Obviamente los postulantes se negaron a aceptar la plaza y aseguraron molestos que nadie en el mundo podía desempeñar un cargo de ese tipo sin descanso alguno. Al final del video el supuesto agente de empleo les dijo a los concurrentes quiénes eran las únicas personas que podían realizar ese trabajo y que además llevaban haciéndolo  toda la vida: las madres.

Desconozco los motivos por los que alguien se tomó el trabajo de hacer un video como este, supongo que era alguien que quería hacer reconocer el trabajo de ser madre, al menos desde un pequeño círculo. Estoy segura de que todos los que lo vieron pensaron más o menos lo mismo: que debían apoyar más a sus madres porque ellas lo han dado todo sin quejarse y sin distinguir hora o fecha del calendario.

A veces digo que estoy cansada, que necesito vacaciones, que no tengo ganas de trabajar u ocuparme de las cuestiones domésticas. Entonces pienso en mi madre, que todos estos años ha mantenido su casa en pie, que cocinaba, lavaba y limpiaba (como solo ella sabe hacerlo), que además tenía que llegar temprano a su trabajo y de regreso ocuparse de nosotros, siempre dispuesta, sin quejarse, sin que nos diéramos cuenta siquiera de si tenía dolor de cabeza. Entonces me avergüenzo y pienso en que debí apoyarla más en aquel tiempo. Por eso ahora, que soy adulta y autónoma económicamente me aguanto de vez en cuando la pereza y aunque no tenga ganas, le friego los platos antes de irme a mi casa.

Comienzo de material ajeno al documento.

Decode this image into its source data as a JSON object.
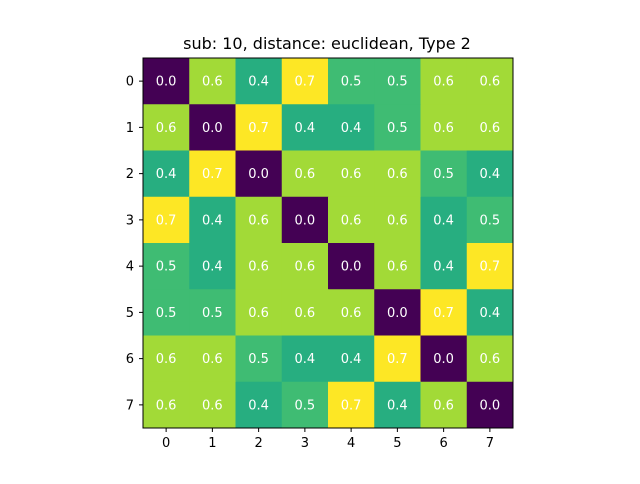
{
  "chart_data": {
    "type": "heatmap",
    "title": "sub: 10, distance: euclidean, Type 2",
    "xlabel": "",
    "ylabel": "",
    "x_ticks": [
      "0",
      "1",
      "2",
      "3",
      "4",
      "5",
      "6",
      "7"
    ],
    "y_ticks": [
      "0",
      "1",
      "2",
      "3",
      "4",
      "5",
      "6",
      "7"
    ],
    "values": [
      [
        0.0,
        0.6,
        0.4,
        0.7,
        0.5,
        0.5,
        0.6,
        0.6
      ],
      [
        0.6,
        0.0,
        0.7,
        0.4,
        0.4,
        0.5,
        0.6,
        0.6
      ],
      [
        0.4,
        0.7,
        0.0,
        0.6,
        0.6,
        0.6,
        0.5,
        0.4
      ],
      [
        0.7,
        0.4,
        0.6,
        0.0,
        0.6,
        0.6,
        0.4,
        0.5
      ],
      [
        0.5,
        0.4,
        0.6,
        0.6,
        0.0,
        0.6,
        0.4,
        0.7
      ],
      [
        0.5,
        0.5,
        0.6,
        0.6,
        0.6,
        0.0,
        0.7,
        0.4
      ],
      [
        0.6,
        0.6,
        0.5,
        0.4,
        0.4,
        0.7,
        0.0,
        0.6
      ],
      [
        0.6,
        0.6,
        0.4,
        0.5,
        0.7,
        0.4,
        0.6,
        0.0
      ]
    ],
    "colormap": "viridis",
    "colors": {
      "0.0": "#440154",
      "0.4": "#27AE80",
      "0.5": "#3FBC73",
      "0.6": "#A2DA37",
      "0.7": "#FDE725"
    },
    "annotation_color": "#ffffff",
    "grid": false
  }
}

Eso es poco para todo lo que ella ha hecho por mí. Cuánto le agradezco a mi madre que me haya criado para que fuera independiente. Creo que desde pequeña ella se percató del tipo de persona que yo quería y podía ser, y así me educó. Me siento privilegiada por haber tenido una infancia maravillosa, perfecta diría yo, rodeada de libros, yendo al cine o aprendiendo sobre el mundo que me rodeaba.

Al mismo tiempo en que vivía esa etapa feliz, mi madre nunca desperdició tiempo para enseñarme cómo defenderme en la vida. Desde pequeña me inculcaron el amor, el respeto y la consideración a la familia, los amigos y los demás que conocería en un futuro. Recuerdo en mi adolescencia cuando me dejó ir sola al cine por primera vez, o a la playa, o al Coppelia.

Hoy, que tengo una edad en la que ya me siento capacitada para ser madre yo también, pienso en cuando llegue ese momento en la vida de mis hijos y me pregunto si podré tener la ecuanimidad que ella tuvo para permitir que me enfrentara al mundo, sin dejar de quedarse preocupada en la casa.

Cuando yo aprendí a escribir le hacía postales a mi mamá el Día de las Madres, a ella le encantaban. Cuando fui un poquito mayor le preguntaba qué le hacía falta para regalarle en ese domingo de mayo. Ella nos respondía a mí y a mi hermano lo que casi todas las madres: “Lo que quiero es que se porten bien, que estudien y que ayuden en la casa.” Hoy ya no le pregunto, trato de buscarle algo, no que le haga falta, sino que le guste, que la sorprenda y que pueda recordar con alegría.

Por supuesto no dejo que cocine ni que haga nada en la casa, porque ese día es para ella. Todos los días tienen que ser para ella. Eso no es nada comparado con lo que ella ha luchado por que cada uno de mis sueños se haga realidad. Lo que más quiero es que ella pueda sentirse siempre orgullosa de mí.

Hoy pudiera imprimir este texto y dárselo de regalo en el Día de las Madres, pero siento un poco de inconformidad, no sé si he escrito lo suficientemente bien como para agradecerle todo lo que ella ha hecho por mí. En realidad nunca será suficiente, pero- como dije antes- para ella cualquier cosa es grande. Ella no pide nada, ella siempre da sin límites, sin condiciones porque, a pesar de cualquier contradicción o diferencia que podamos tener, de eso se tata ser madre, de perdonar y amar. Mi madre sí que sabe serlo.